Will the university of the future be bigger — or smaller? Are college campuses still cradles of revolt — or merely marginal spectators to the Arab Spring? Should students expect to be trained for the job market — or is it more important to learn how to think?
Fortunately, the organizers of the “Reinventing Higher Education” conference held here last week didn’t try to force the participants to come to any consensus. Instead, Santiago IƱiguez, the conference host and president of IE University here, seemed to relish his role as provocateur-in-chief, predicting that tuition fees would continue to rise, while the duration of academic programs would shrink.
“Rather than always talking about profits versus nonprofits we might talk about research universities versus big education retailers,” he said, adding that as global competition for students and faculty increased, successful universities would “grow by mergers and acquisitions.”

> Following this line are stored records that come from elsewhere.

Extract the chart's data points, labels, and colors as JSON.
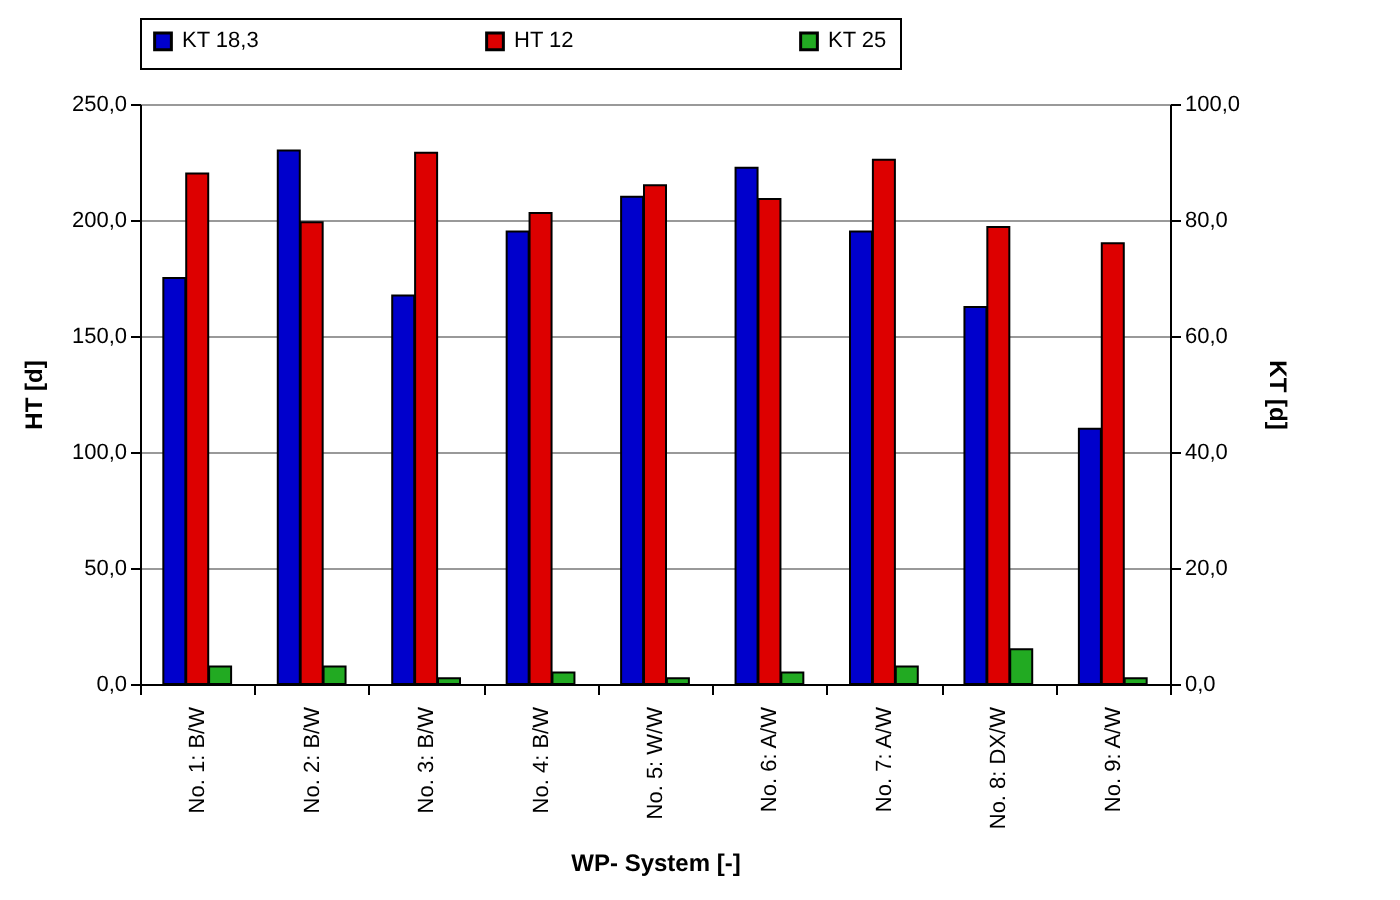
{
  "chart_data": {
    "type": "bar",
    "xlabel": "WP- System [-]",
    "ylabel": "HT [d]",
    "y2label": "KT [d]",
    "categories": [
      "No. 1: B/W",
      "No. 2: B/W",
      "No. 3: B/W",
      "No. 4: B/W",
      "No. 5: W/W",
      "No. 6: A/W",
      "No. 7: A/W",
      "No. 8: DX/W",
      "No. 9: A/W"
    ],
    "series": [
      {
        "name": "KT 18,3",
        "color": "#0000cc",
        "axis": "y2",
        "values": [
          70,
          92,
          67,
          78,
          84,
          89,
          78,
          65,
          44
        ]
      },
      {
        "name": "HT 12",
        "color": "#dd0000",
        "values": [
          220,
          199,
          229,
          203,
          215,
          209,
          226,
          197,
          190
        ]
      },
      {
        "name": "KT 25",
        "color": "#22aa22",
        "axis": "y2",
        "values": [
          3,
          3,
          1,
          2,
          1,
          2,
          3,
          6,
          1
        ]
      }
    ],
    "ylim": [
      0,
      250
    ],
    "yticks": [
      {
        "value": 0,
        "label": "0,0"
      },
      {
        "value": 50,
        "label": "50,0"
      },
      {
        "value": 100,
        "label": "100,0"
      },
      {
        "value": 150,
        "label": "150,0"
      },
      {
        "value": 200,
        "label": "200,0"
      },
      {
        "value": 250,
        "label": "250,0"
      }
    ],
    "y2lim": [
      0,
      100
    ],
    "y2ticks": [
      {
        "value": 0,
        "label": "0,0"
      },
      {
        "value": 20,
        "label": "20,0"
      },
      {
        "value": 40,
        "label": "40,0"
      },
      {
        "value": 60,
        "label": "60,0"
      },
      {
        "value": 80,
        "label": "80,0"
      },
      {
        "value": 100,
        "label": "100,0"
      }
    ],
    "grid": "y",
    "legend": "top"
  }
}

David Van Zandt, who became president of The New School in New York last month, disagreed, arguing that there would always be a demand for smaller institutions offering specialist teaching and expertise, giving the example of Parson’s, the New School’s art and design college. When Nigel Thrift, vice chancellor of the University of Warwick in Britain, suggested that there was only room for 50 leading research universities in the world, Mr. Van Zandt disagreed with him as well, suggesting that “a much smaller number” of research universities could expect to survive the combined pressures of shrinking public subsidy and growing global mobility. The increasing quality of online learning would also be a factor, he said.